On the tenth-floor fire escape, Dominick looked into yet another window, and said, “This is it.”

“Are you sure?” Benny Napkins asked.

“Positive.”

The three men crouched outside the window, peering into the bedroom. The sounds of the building seemed suddenly augmented, television sets blaring to the open-windowed night, toilets flushing, a woman laughing, someone practicing the piano, while far off on the street below, honking horns and grinding buses provided a staccato counterpoint. Nonaka listened nostalgically to the night music of the city and hummed again the song he’d learned at P.S. 80 on 120th Street, back when he’d been the only true American in a class of forty Wops.

They entered the apartment stealthily.

Dominick was the first to go in.

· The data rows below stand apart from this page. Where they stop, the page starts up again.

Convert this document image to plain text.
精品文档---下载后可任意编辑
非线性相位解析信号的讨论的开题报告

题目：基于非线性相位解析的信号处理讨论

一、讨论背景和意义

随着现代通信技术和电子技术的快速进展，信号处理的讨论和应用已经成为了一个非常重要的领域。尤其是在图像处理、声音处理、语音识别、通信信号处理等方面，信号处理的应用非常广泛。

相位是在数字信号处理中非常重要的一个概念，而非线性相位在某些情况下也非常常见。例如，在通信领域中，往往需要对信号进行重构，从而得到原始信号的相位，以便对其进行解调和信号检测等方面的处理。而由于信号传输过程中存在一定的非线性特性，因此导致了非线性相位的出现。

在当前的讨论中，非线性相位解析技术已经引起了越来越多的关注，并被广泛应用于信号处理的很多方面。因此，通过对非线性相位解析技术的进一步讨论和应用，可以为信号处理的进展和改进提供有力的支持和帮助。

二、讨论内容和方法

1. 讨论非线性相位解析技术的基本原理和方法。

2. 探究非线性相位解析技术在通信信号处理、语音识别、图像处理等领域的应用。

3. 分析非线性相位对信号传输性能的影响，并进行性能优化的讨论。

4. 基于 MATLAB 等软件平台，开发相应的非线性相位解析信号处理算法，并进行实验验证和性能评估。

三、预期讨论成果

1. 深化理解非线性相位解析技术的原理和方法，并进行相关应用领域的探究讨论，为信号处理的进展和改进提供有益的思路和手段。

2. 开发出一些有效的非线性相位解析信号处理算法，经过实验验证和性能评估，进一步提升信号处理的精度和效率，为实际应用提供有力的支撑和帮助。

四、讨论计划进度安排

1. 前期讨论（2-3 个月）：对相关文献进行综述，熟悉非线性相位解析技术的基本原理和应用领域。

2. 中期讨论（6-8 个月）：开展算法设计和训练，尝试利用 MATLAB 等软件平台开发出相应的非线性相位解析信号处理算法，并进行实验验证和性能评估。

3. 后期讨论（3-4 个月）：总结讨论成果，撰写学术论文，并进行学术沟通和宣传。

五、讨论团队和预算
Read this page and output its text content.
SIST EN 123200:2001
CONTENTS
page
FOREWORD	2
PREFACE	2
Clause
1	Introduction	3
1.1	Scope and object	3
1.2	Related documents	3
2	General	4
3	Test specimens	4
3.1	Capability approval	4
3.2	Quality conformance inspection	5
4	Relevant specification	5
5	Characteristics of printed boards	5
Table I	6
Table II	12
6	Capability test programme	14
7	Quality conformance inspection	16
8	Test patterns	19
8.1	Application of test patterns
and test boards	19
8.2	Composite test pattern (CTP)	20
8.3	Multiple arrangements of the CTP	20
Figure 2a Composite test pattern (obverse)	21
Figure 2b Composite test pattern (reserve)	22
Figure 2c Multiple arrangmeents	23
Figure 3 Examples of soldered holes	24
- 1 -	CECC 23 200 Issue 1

He fell over the sill and knocked over a floor lamp.

“Shhh,” Nonaka said behind him.

“Shhh,” Benny said.

They picked Dominick up, righted the floor lamp, and waited silently while their eyes adjusted to the darkness.

“This is the room, all right,” Dominick whispered. “There’s the bed over there, and here’s the dresser where I grabbed the watch.”

“So where’s the kid?” Benny whispered.